KEPAILITAN
PERUSAHAAN
Kepailitan merupakan suatu
proses di mana seorang debitur yang mempunyai kesulitan keuangan untuk membayar
utangnya dinyatakan pailit oleh pengadilan, dalam hal ini pengadilan niaga,
dikarenakan debitur tersebut tidak dapat membayar utangnya. Harta debitur dapat
dibagikan kepada para kreditur sesuai dengan peraturan pemerintah.
Dari sudut sejarah hukum,
undang-undang kepailitan pada mulanya bertujuan untuk melindungi para kreditur
dengan memberikan jalan yang jelas dan pasti untuk menyelesaikan utang yang tidak
dapat dibayar.
Peraturan
Perundangan tentang Kepailitan
Sejarah perundang-undangan
kepailitan di Indonesia telah dimulai hampir 100 tahun yang lalu yakni sejak
1906, sejak berlakunya “Verordening op het Faillissement en Surceance van
Betaling voor de European in Indonesia” sebagaimana dimuat dalam Staatblads
1905 No. 217 jo. Staatblads 1906 No. 348 Faillissementsverordening.
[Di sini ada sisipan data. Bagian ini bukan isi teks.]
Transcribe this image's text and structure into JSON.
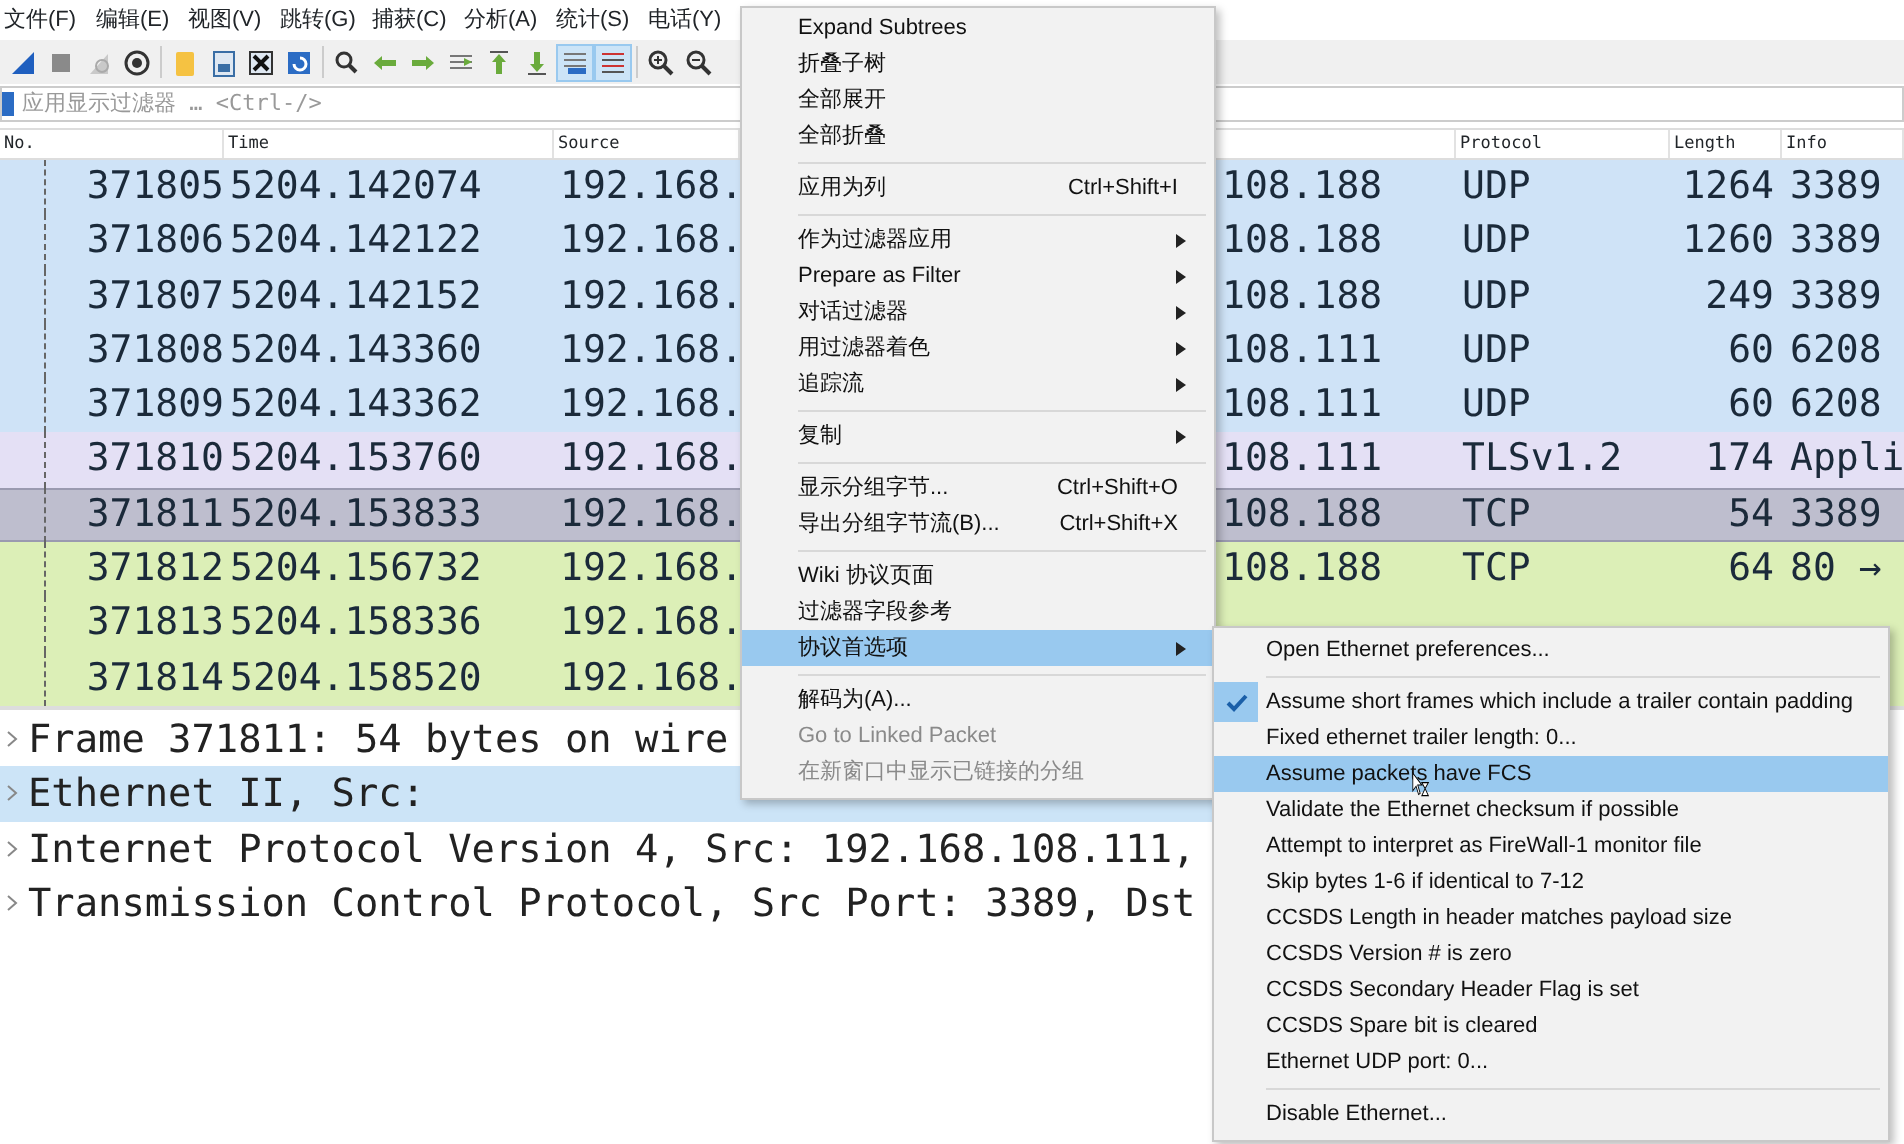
{
  "menubar": [
    {
      "label": "文件(F)"
    },
    {
      "label": "编辑(E)"
    },
    {
      "label": "视图(V)"
    },
    {
      "label": "跳转(G)"
    },
    {
      "label": "捕获(C)"
    },
    {
      "label": "分析(A)"
    },
    {
      "label": "统计(S)"
    },
    {
      "label": "电话(Y)"
    }
  ],
  "toolbar": [
    {
      "pressed": false
    },
    {
      "pressed": false
    },
    {
      "pressed": false
    },
    {
      "pressed": false
    },
    {
      "pressed": false
    },
    {
      "pressed": false
    },
    {
      "pressed": false
    },
    {
      "pressed": false
    },
    {
      "pressed": false
    },
    {
      "pressed": false
    },
    {
      "pressed": false
    },
    {
      "pressed": false
    },
    {
      "pressed": false
    },
    {
      "pressed": false
    },
    {
      "pressed": true
    },
    {
      "pressed": true
    },
    {
      "pressed": false
    },
    {
      "pressed": false
    }
  ],
  "filter": {
    "placeholder": "应用显示过滤器 … <Ctrl-/>"
  },
  "columns": [
    {
      "label": "No."
    },
    {
      "label": "Time"
    },
    {
      "label": "Source"
    },
    {
      "label": "Protocol"
    },
    {
      "label": "Length"
    },
    {
      "label": "Info"
    }
  ],
  "packets": [
    {
      "no": "371805",
      "time": "5204.142074",
      "source": "192.168.",
      "destination": "108.188",
      "protocol": "UDP",
      "length": "1264",
      "info": "3389",
      "color": "#cfe3f7",
      "selected": false
    },
    {
      "no": "371806",
      "time": "5204.142122",
      "source": "192.168.",
      "destination": "108.188",
      "protocol": "UDP",
      "length": "1260",
      "info": "3389",
      "color": "#cfe3f7",
      "selected": false
    },
    {
      "no": "371807",
      "time": "5204.142152",
      "source": "192.168.",
      "destination": "108.188",
      "protocol": "UDP",
      "length": "249",
      "info": "3389",
      "color": "#cfe3f7",
      "selected": false
    },
    {
      "no": "371808",
      "time": "5204.143360",
      "source": "192.168.",
      "destination": "108.111",
      "protocol": "UDP",
      "length": "60",
      "info": "6208",
      "color": "#cfe3f7",
      "selected": false
    },
    {
      "no": "371809",
      "time": "5204.143362",
      "source": "192.168.",
      "destination": "108.111",
      "protocol": "UDP",
      "length": "60",
      "info": "6208",
      "color": "#cfe3f7",
      "selected": false
    },
    {
      "no": "371810",
      "time": "5204.153760",
      "source": "192.168.",
      "destination": "108.111",
      "protocol": "TLSv1.2",
      "length": "174",
      "info": "Appli",
      "color": "#e4e0f5",
      "selected": false
    },
    {
      "no": "371811",
      "time": "5204.153833",
      "source": "192.168.",
      "destination": "108.188",
      "protocol": "TCP",
      "length": "54",
      "info": "3389",
      "color": "#bebece",
      "selected": true
    },
    {
      "no": "371812",
      "time": "5204.156732",
      "source": "192.168.",
      "destination": "108.188",
      "protocol": "TCP",
      "length": "64",
      "info": "80 →",
      "color": "#dcefb7",
      "selected": false
    },
    {
      "no": "371813",
      "time": "5204.158336",
      "source": "192.168.",
      "color": "#dcefb7",
      "selected": false
    },
    {
      "no": "371814",
      "time": "5204.158520",
      "source": "192.168.",
      "color": "#dcefb7",
      "selected": false
    }
  ],
  "details": [
    {
      "text": "Frame 371811: 54 bytes on wire",
      "expanded": false,
      "selected": false
    },
    {
      "text": "Ethernet II, Src:",
      "expanded": false,
      "selected": true
    },
    {
      "text": "Internet Protocol Version 4, Src: 192.168.108.111,",
      "expanded": false,
      "selected": false
    },
    {
      "text": "Transmission Control Protocol, Src Port: 3389, Dst",
      "expanded": false,
      "selected": false
    }
  ],
  "context_menu": [
    {
      "kind": "item",
      "label": "Expand Subtrees"
    },
    {
      "kind": "item",
      "label": "折叠子树"
    },
    {
      "kind": "item",
      "label": "全部展开"
    },
    {
      "kind": "item",
      "label": "全部折叠"
    },
    {
      "kind": "separator"
    },
    {
      "kind": "item",
      "label": "应用为列",
      "shortcut": "Ctrl+Shift+I"
    },
    {
      "kind": "separator"
    },
    {
      "kind": "submenu",
      "label": "作为过滤器应用"
    },
    {
      "kind": "submenu",
      "label": "Prepare as Filter"
    },
    {
      "kind": "submenu",
      "label": "对话过滤器"
    },
    {
      "kind": "submenu",
      "label": "用过滤器着色"
    },
    {
      "kind": "submenu",
      "label": "追踪流"
    },
    {
      "kind": "separator"
    },
    {
      "kind": "submenu",
      "label": "复制"
    },
    {
      "kind": "separator"
    },
    {
      "kind": "item",
      "label": "显示分组字节...",
      "shortcut": "Ctrl+Shift+O"
    },
    {
      "kind": "item",
      "label": "导出分组字节流(B)...",
      "shortcut": "Ctrl+Shift+X"
    },
    {
      "kind": "separator"
    },
    {
      "kind": "item",
      "label": "Wiki 协议页面"
    },
    {
      "kind": "item",
      "label": "过滤器字段参考"
    },
    {
      "kind": "submenu",
      "label": "协议首选项",
      "selected": true
    },
    {
      "kind": "separator"
    },
    {
      "kind": "item",
      "label": "解码为(A)..."
    },
    {
      "kind": "item",
      "label": "Go to Linked Packet",
      "disabled": true
    },
    {
      "kind": "item",
      "label": "在新窗口中显示已链接的分组",
      "disabled": true
    }
  ],
  "submenu": [
    {
      "kind": "item",
      "label": "Open Ethernet preferences..."
    },
    {
      "kind": "separator"
    },
    {
      "kind": "check",
      "label": "Assume short frames which include a trailer contain padding",
      "checked": true
    },
    {
      "kind": "item",
      "label": "Fixed ethernet trailer length: 0..."
    },
    {
      "kind": "check",
      "label": "Assume packets have FCS",
      "checked": false,
      "selected": true
    },
    {
      "kind": "check",
      "label": "Validate the Ethernet checksum if possible",
      "checked": false
    },
    {
      "kind": "check",
      "label": "Attempt to interpret as FireWall-1 monitor file",
      "checked": false
    },
    {
      "kind": "check",
      "label": "Skip bytes 1-6 if identical to 7-12",
      "checked": false
    },
    {
      "kind": "check",
      "label": "CCSDS Length in header matches payload size",
      "checked": false
    },
    {
      "kind": "check",
      "label": "CCSDS Version # is zero",
      "checked": false
    },
    {
      "kind": "check",
      "label": "CCSDS Secondary Header Flag is set",
      "checked": false
    },
    {
      "kind": "check",
      "label": "CCSDS Spare bit is cleared",
      "checked": false
    },
    {
      "kind": "item",
      "label": "Ethernet UDP port: 0..."
    },
    {
      "kind": "separator"
    },
    {
      "kind": "item",
      "label": "Disable Ethernet..."
    }
  ]
}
Dalam tahun
1960-an, 1970-an secara relatip masih banyak perkara kepailitan yang diajukan
kepada Pengadilan Negeri di seluruh Indonesia, namun sejak 1980-an hampir tidak
ada perkara kepailitan yang diajukan ke Pengadilan negeri. Tahun 1997 krisis
moneter melanda Indonesia, banyak utang tidak dibayar lunas meski sudah
ditagih, sehingga timbul pikiran untuk membangunkan proses kepailitan dengan
cara memperbaiki perundang-undangan di bidang kepailitan dan penundaan
kewajiban pembayaran utang atau biasanya disingkat PKPU.
Pada tanggal 20 April 1998
pemerintah telah menetapkan Peraturan Pemerintah Pengganti Undang-Undang No. 1
tahun 1998 tentang perubahan atas Undang-Undang tentang Kepailitan yang
kemudian telah disetujui oleh Dewan Perwakilan Rakyat menjadi Undang-Undang,
yaitu Undang-Undang No. 4 tahun 1998 tentang Penetapan Peraturan Pemerintah No.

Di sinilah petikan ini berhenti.